One year
It doesn't happen every night, but sometimes, as I pull his bedroom door closed, I feel compelled to linger. I stand there, forehead pressed against white paint, left hand gripping the brass doorknob, and ask the universe to keep him safe, tonight and forever.
It's a private vigil. Dave and I almost always put Sam to bed together, but at the end of our routine, Dave switches off the light and slips into the hallway, leaving Sam and me alone in the bluish glow of his nightlight. I whisper a verse of Twinkle Twinkle Little Star, tell him he's my little prince, and lower him into his crib while making a variety of promises about when I'll return.
Moments earlier, as Dave and I said our goodnights to this marvelous little being, I realized that precisely one year ago, I was sweating my way through forty-five minutes of pushing, ripping myself to shreds in places I couldn't feel, struggling like hell to get him out of me.
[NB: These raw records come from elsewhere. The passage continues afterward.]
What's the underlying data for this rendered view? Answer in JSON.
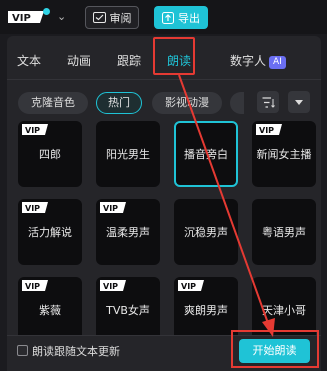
{
  "topbar": {
    "vip_logo_text": "VIP",
    "review_label": "审阅",
    "export_label": "导出"
  },
  "tabs": {
    "items": [
      {
        "label": "文本"
      },
      {
        "label": "动画"
      },
      {
        "label": "跟踪"
      },
      {
        "label": "朗读"
      },
      {
        "label": "数字人"
      }
    ],
    "ai_badge": "AI",
    "active_index": 3
  },
  "filters": {
    "chips": [
      {
        "label": "克隆音色"
      },
      {
        "label": "热门"
      },
      {
        "label": "影视动漫"
      }
    ],
    "active_index": 1
  },
  "voices": {
    "vip_badge": "VIP",
    "items": [
      {
        "name": "四郎",
        "vip": true
      },
      {
        "name": "阳光男生",
        "vip": false
      },
      {
        "name": "播音旁白",
        "vip": false,
        "selected": true
      },
      {
        "name": "新闻女主播",
        "vip": true
      },
      {
        "name": "活力解说",
        "vip": true
      },
      {
        "name": "温柔男声",
        "vip": true
      },
      {
        "name": "沉稳男声",
        "vip": false
      },
      {
        "name": "粤语男声",
        "vip": false
      },
      {
        "name": "紫薇",
        "vip": true
      },
      {
        "name": "TVB女声",
        "vip": true
      },
      {
        "name": "爽朗男声",
        "vip": true
      },
      {
        "name": "天津小哥",
        "vip": false
      }
    ]
  },
  "footer": {
    "follow_text_label": "朗读跟随文本更新",
    "follow_text_checked": false,
    "start_label": "开始朗读"
  },
  "colors": {
    "accent": "#1fc3d6",
    "annotation": "#e53a33",
    "ai_badge": "#6b6ff2"
  }
}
We've come a very long way.
I've been holding my breath. I release it all: my breath, my worry, and the doorknob, and trundle off to bed.
It's been a very good year.
3 Comments:
thought about sam today! congrats on making it to such a special milestone! you can't explain the love you have until you have a child. happy birthday little sam!!!
Wow. A year already?
Happy Birthday to Sam, and Happy Birth Day to you.
happy birthday, sam. and congratulations, ann.
(word verification: fuuurf. it's a fart! for you! on this special day!)